Playing the Interest Rate Buydown Game

February 11, 2007 No Comments »

When seeking financing, homeowners often get fixated on a specific mortgage rate, usually something like 5.99% or a similar emotional threshold.

But buying down interest rates is more complicated than just an attractive rate or a specific number.

Homeowners really need to look at their long-term plan for the home before making the decision to buy down their interest rate. After all, buying down the interest rate is an upfront cost whose savings won’t be realized for many years to come.

Let’s look at some interest rate buydown calculations. Imagine you’re offered a par rate of 6.25% on a $500,000 loan with no discount points. But you’ve convinced yourself that you want a rate of 5.99% at a cost of one point, otherwise known as 1% of the loan amount, in this case $5,000.

If you make the interest only payment each month, you’ll save $108.84 a month if you choose to buy down the interest rate to 5.99%. But how long will it take to make up for the upfront cost of $5,000? About 46 months, or just under four years.

That’s where things get interesting.
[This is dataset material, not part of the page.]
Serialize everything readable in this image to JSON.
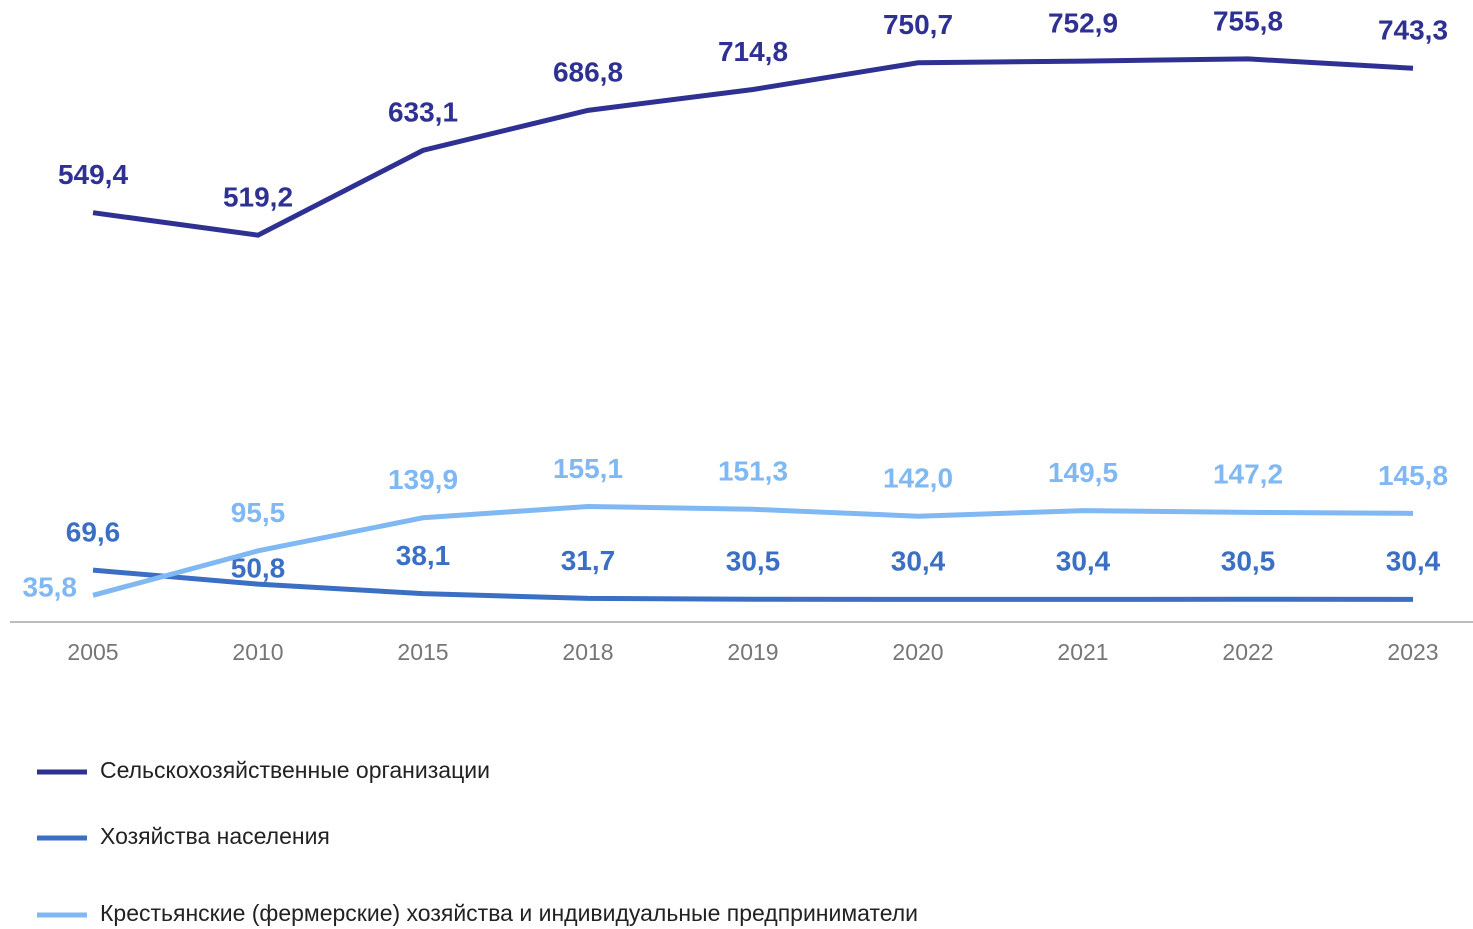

You need to decide how long you plan to stay in the home, and also how long you plan to stay in the loan.

If you sell your property or refinance your mortgage before those four years, you’ve essentially lost the buydown game. But if you stick around a bit longer, the buy down will begin to make a lot of sense.

One problem associated with a rate buydown is that many homeowners hold off on refinancing because they want to ensure they meet the savings they originally sought after. And this can lead to missed opportunities when interest rates drop and become more attractive.

Of course, much of the situation is uncontrollable because of an often unknown interest rate climate. Paying mortgage points may make a lot of sense if interest rates climb significantly in the years after you buy down your rate because you’ll likely stick with your current mortgage and see the savings through. The opposite is true in times when interest rates decline sharply.

In summary, take the time to analyze your situation to see if buying down your interest makes sense for you.